Cervical cancer is highly preventable using Pap screening and testing for Human papillomavirus (HPV), the main risk for cervical cancer.

Despite these options, according to the ACCSS web site, First Nations women endure notably higher rates of diagnosis and mortality due to cervical cancer.

Thus the ACCSS project, a research study based in Thunder Bay and involving 10 First Nations communities in Northwestern Ontario is premised on the safe assumption that if cervical cancer screening and follow-up of abnormal results is better organized in First Nations communities, the incidence of cervical cancer will go down. But Dr. Zehbe realized after conducting some pre-study focus groups that a traditional approach to education wasn’t going to work. So the goal became to find innovative educational tools to promote the screening that would see greater participation.

That led Dr. Zehbe to approach Dr. Pam Wakewich, a co-investigator on the study and Director of the Centre for Rural and Northern Health Research at Lakehead University. She recommended Dr. Zehbe approach Dr. Sameshima about integrating art into the education part of the project.

Dr. Sameshima came up with wool felting of styrofoam balls, the balls representing  HPV —work that would be done during the education sessions in an attempt to increase dialogue and communication.

This was tried as a pilot in one of the 10 partner communities and the aim was for the participants to metaphorically take charge of their own wellbeing by creating their own design through felting the HPV balls, she said.

What ensued was almost magical. At the outset, there are two sides – researchers on one side, community participants listening to them on the other. Then the balls come out, the felting begins, even as a power point plays informing the participants about cervical cancer and screening, and everyone comes together in the circle as they work with questions and discussion flowing between the researchers and community members.  The line between the researchers and community members disappears as each works on their ball, chatting as they do.

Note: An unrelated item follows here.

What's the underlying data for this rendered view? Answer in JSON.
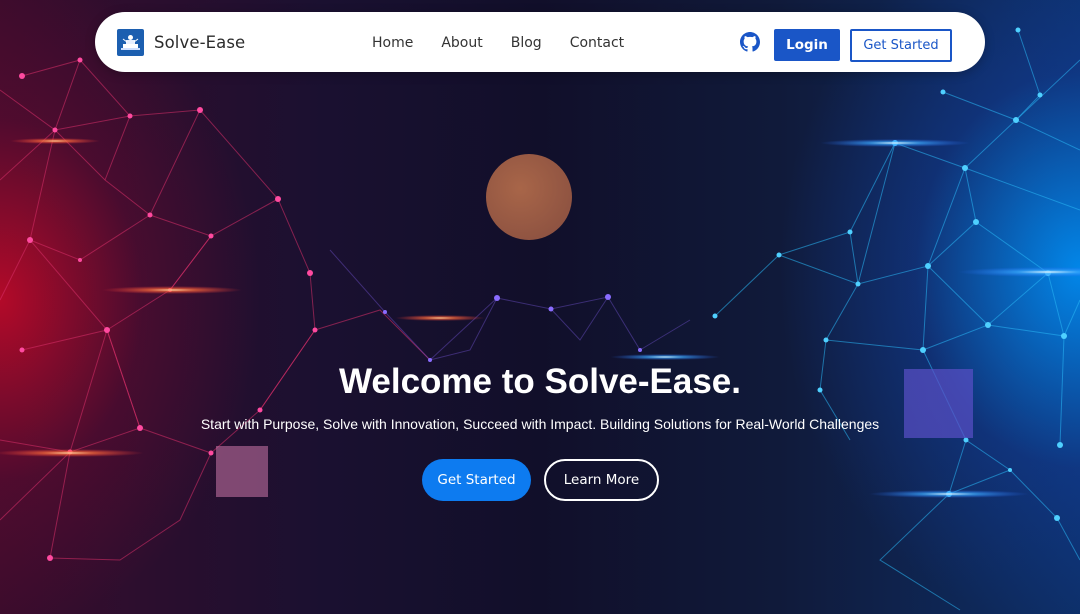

“The difference in the amount of back and forth dialogue between the time people were felting and the time we didn’t use felting, was phenomenal,” said Dr. Sameshima. “At the end of the felting, when all the balls were out, there was a real sense of community. We probably all have the virus in us, it’s dangerous for some, not dangerous for others, but as a group we can all care for one another.”

The study can say it has saved at least one life. Armed with the information she received at the felting session, Ms. Morrisseau sought medical attention when she had a persistent sore rib. It was attributed to a recent fall she had, was likely broken and only time would heal it. That sounded reasonable, so she went home, determined to live through the pain in the meantime.

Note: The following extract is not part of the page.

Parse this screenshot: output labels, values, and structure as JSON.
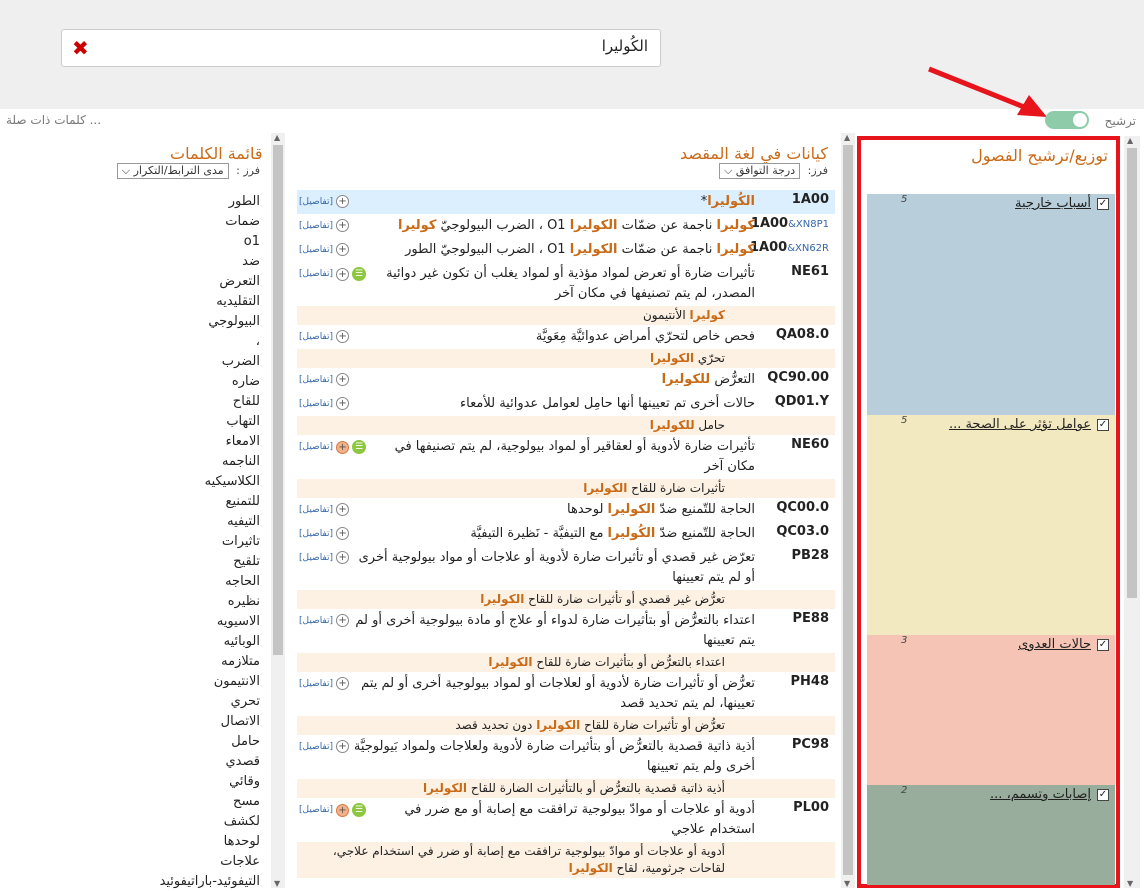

But after two weeks without the pain subsiding, she realized something had to be wrong. In the past, said her daughter-in-law Kyla, she would have just continued to suffer. But with the awareness the cancer information had created, she returned to get checked out again. Testing discovered she had cancer and it was causing her bones to break.

Her treatment was successful and now she says she’s fit enough to take on her interviewer in a race. But she knows what fate awaited her if she hadn’t been on top of her own health and eager to get tested.

In the aftermath of the felting session, some of the other women participating who had not previously been screened went and got screened. And a roomful of women are now ambassadors for screening, talking about their experience with their friends and neighbours.

Ms. Morrisseau said she visited her grandson in a supported living home where he stays and was showing him her HPV ball and telling him about the experience. All the women working at the home who listened to the story subsequently went and got screened.

“The ladies go home, like I do, and talk about it,” she said. “They have a cup of tea, like I did with my sister and tell her what I went through. Actually my sister’s done a couple of tests because of what I went through.”

That cascading effect in the wake of the workshop is an important part of the project, says Dr. Zehbe.

“The evolution is just beginning,” says Ms. Morrisseau. “This is just a start.”